His autobiography begins in the mid-1700s. Lestat is born to a Marquis in France who holds ancestral lands but has no money. Lestat hunts to feed the family and rids the nearby village of a wolf menace. A rich merchant’s son, Nicolas, represents the villagers in thanking Lestat, and they become close companions. Lestat’s mother, Gabrielle, sells some of her family jewels to send Lestat and Nicolas to Paris. They join Renaud’s theater, and Lestat’s performances inspire the old vampire Magnus to turn Lestat into a vampire against his wishes.
Lestat turns Gabrielle, who is dying, and Nicolas, who is angry, into vampires. They meet the Children of Darkness, a Parisian coven run by Armand. Lestat flouts all the coven’s rules, causing the coven to fall apart. After killing some coven members, Armand agrees to run a new coven, the Theater of the Vampires, in Renaud’s theater.
Lestat and Gabrielle travel the world in search of other vampires, including the ancient Roman vampire who created Armand: Marius. Eventually, Gabrielle leaves Lestat to wander in remote jungles and forests. Nicolas can’t handle being a vampire and dies by suicide. These events cause Lestat to go underground and stop feeding. Marius rescues Lestat from this state and they exchange blood. Marius introduces Lestat to Akasha and Enkil, the first vampires, and tells Lestat how they were created.
Akasha and Enkil, also known as Those Who Must Be Kept, were born in ancient Egypt. While investigating a haunted house, they were attacked. The mortal wounds they sustained allowed a demon to enter their bodies, which turned them into vampires. They were first revered as gods, then imprisoned by their rivals, and eventually became immobile, but living, statues. A vampire called the Elder tired of caring for them and left Akasha and Enkil in the sun. This gave the original vampires a deep tan, and severely burned many of their descendants. One of these burnt descendants is the God of the Grove, who turned Marius into a vampire as part of a Druid ritual, with the assistance of Mael. Vampires stopped being worshiped as gods when Christianity was invented, and the Children of Darkness created rules for vampires to worship Satan.

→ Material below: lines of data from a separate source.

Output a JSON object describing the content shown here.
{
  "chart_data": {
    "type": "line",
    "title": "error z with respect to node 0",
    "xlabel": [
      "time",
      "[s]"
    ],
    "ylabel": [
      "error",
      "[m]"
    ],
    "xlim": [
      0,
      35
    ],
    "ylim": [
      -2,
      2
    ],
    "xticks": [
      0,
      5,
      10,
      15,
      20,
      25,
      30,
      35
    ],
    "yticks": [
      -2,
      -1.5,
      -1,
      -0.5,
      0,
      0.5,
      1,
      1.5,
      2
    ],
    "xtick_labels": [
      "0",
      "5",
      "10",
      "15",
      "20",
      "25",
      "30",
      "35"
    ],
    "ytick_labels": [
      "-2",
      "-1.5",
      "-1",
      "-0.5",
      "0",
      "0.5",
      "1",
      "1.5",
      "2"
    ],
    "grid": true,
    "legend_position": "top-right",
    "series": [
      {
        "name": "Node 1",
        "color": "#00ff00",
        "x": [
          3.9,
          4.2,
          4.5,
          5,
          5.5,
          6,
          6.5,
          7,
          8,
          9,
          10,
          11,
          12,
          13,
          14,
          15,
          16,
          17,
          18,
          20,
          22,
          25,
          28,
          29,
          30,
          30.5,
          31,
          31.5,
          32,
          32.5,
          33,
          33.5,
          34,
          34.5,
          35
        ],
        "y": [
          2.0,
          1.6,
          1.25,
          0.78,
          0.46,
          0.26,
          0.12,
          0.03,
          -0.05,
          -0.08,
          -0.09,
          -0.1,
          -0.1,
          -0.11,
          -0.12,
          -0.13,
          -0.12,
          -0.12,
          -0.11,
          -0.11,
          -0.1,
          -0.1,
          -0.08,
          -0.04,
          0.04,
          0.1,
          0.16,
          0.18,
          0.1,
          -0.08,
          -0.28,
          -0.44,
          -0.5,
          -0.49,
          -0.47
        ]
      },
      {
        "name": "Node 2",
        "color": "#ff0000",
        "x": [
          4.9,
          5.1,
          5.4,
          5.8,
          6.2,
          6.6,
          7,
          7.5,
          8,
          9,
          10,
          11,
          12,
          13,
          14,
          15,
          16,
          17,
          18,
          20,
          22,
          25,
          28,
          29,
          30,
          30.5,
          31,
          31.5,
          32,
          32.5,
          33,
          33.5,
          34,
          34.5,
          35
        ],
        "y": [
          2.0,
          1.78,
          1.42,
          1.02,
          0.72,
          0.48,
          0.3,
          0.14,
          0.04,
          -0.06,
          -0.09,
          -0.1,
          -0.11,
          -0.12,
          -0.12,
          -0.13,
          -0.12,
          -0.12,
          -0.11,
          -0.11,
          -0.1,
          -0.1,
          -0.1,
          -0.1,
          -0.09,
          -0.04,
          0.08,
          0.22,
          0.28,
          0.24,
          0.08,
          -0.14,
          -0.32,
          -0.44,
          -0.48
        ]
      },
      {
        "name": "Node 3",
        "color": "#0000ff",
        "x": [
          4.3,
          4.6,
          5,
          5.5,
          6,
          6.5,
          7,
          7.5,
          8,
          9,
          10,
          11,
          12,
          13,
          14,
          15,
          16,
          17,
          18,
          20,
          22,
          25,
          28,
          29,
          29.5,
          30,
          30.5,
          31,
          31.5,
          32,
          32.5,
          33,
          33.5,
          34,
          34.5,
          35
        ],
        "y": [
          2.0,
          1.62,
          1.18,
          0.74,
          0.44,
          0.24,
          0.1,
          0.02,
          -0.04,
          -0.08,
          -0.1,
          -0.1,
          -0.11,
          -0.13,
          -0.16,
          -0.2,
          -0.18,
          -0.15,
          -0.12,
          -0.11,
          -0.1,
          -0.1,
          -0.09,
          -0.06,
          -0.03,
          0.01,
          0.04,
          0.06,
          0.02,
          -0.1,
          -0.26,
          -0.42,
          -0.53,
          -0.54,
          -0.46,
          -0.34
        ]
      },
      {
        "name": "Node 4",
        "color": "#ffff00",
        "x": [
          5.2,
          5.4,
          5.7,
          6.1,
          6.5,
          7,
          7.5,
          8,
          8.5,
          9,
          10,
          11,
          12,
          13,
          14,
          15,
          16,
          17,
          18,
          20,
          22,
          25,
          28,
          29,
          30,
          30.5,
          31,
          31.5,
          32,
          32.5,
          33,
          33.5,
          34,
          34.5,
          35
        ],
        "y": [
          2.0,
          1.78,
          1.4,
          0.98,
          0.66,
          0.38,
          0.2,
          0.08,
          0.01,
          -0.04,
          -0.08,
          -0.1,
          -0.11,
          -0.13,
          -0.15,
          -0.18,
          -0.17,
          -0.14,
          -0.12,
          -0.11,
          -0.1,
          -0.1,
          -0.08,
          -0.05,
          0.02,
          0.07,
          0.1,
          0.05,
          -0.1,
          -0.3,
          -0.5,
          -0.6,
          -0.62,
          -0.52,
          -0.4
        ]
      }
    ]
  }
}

Lestat plays Nicolas’s violin for Akasha and Enkil. The music causes Akasha to stand, sing, and give Lestat her blood. The blood exchange enrages Enkil, who attempts to kill Lestat. Marius sends Lestat away and Those Who Must Be Kept return to their stone-like state. Lestat moves to New Orleans, which is where his father relocated to after the French Revolution. After his father dies, Lestat creates a new vampire family, Louis and Claudia. Marius made Lestat swear to keep the history of Akasha and the vampires a secret, and Lestat’s withholding of this information causes Louis and Claudia to attempt to kill Lestat. However, infused with the blood of Akasha, Lestat is only horribly maimed.
Lestat goes to Armand for help, but Armand imprisons Lestat while Armand’s coven kills Claudia for attempting to kill Lestat. Armand tells Lestat that Louis is also dead; Louis and Armand become companions for a while. After haunting his own home in New Orleans, Lestat goes underground in the 1920s.
When he rises in the 1980s, Lestat creates an album and music videos with his band that reveal all the vampire secrets. The band, now called The Vampire Lestat, is wildly successful and puts on a concert in San Francisco. Louis and Lestat reunite shortly before the concert, and Gabrielle joins them at the concert. After Lestat’s performance, Akasha imprisons Marius in the ice and kidnaps Lestat. The novel ends on this cliffhanger, to be continued in Queen of the Damned.